2En estas circunstancias, la reflexión sobre las condiciones de trabajo y el proceso de producción intelectual en ciencias sociales en Colombia, generalmente no traspasa los círculos de colegas que comparten amarguras y logros con un entendimiento implícito de estar sometidos a la incomprensión y la marginalidad. Por ello, es reconfortante encontrarse con este libro aleccionador sobre la organización y gestión de la investigación en la universidad, que sumerge al lector en las experiencias de carne y hueso de un grupo de investigación, agudamente descritas y creativamente interpretadas por su autor, el sociólogo Rafael Ávila Penagos.

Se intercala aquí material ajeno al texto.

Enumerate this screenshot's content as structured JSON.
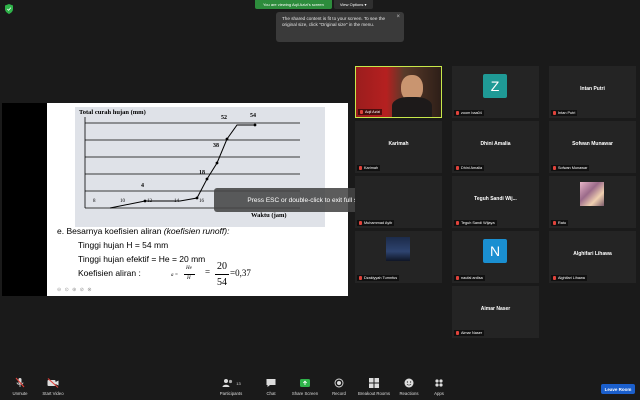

3Afortunadamente este profesor de larga trayectoria en la Universidad Pedagógica Nacional, educado a nivel doctoral en la Universidad de Lovaina, tomó el riesgo de adentrarse en un estudio de caso en profundidad, el del Instituto de Estudios Rurales, IER, de la Universidad Javeriana al que describe como "una organización micro dentro de u na organización de tamaño mezzo", (pag. 178) y como "una idea innovadora en una institución sobrecargada de docencia" (pág. 180). Este instituto es obra de un proyecto de vida de un grupo de quijotes que completa ahora veinte años de vicisitudes. Avila no se deja arrinconar por el temor de ser tachado de empirista, así que no se queda en generalidades sobre la "investigación en la universidad colombiana". En cambio, prefiere penetrar en la realidad de una de ellas como objeto/sujeto de estudio.
4El caso tratado en este libro cautiva la atención del lector desde un comienzo. Está lleno de paradojas. El grupo de investigación estudiado no proviene de graduados de la universidad en que se asientan: son "javerianos" por adopción, venidos de otras universidades privadas, públicas y extranjeras. Algunos son economistas de formación amplia, no ortodoxos neoclásicos; otros son sociólogos y antropólogos independientes y con un estilo de vida poco convencional que disonaba en un medio formalista, capitalino y solemne. Desde un comienzo optan por una labor que exige dedicación de tiempo completo, figura que en su momento era una novedad en una institución donde predominaban los "catedráticos" de tiempo fugaz. Y se embarcan en el mundo rural colombiano, un campo que a juicio de un directivo entrevistado, economista a la par que decano
...no es un ámbito económico, pero dentro de lo rural, lo económico juega un papel importante [....] el componente económico que hay en el IER es muchísimo menor del que debería ser. Y e l poco que tiene, tampoco es el que debería tener [....] Y los economistas que tiene son economistas sociologizados (pág.149).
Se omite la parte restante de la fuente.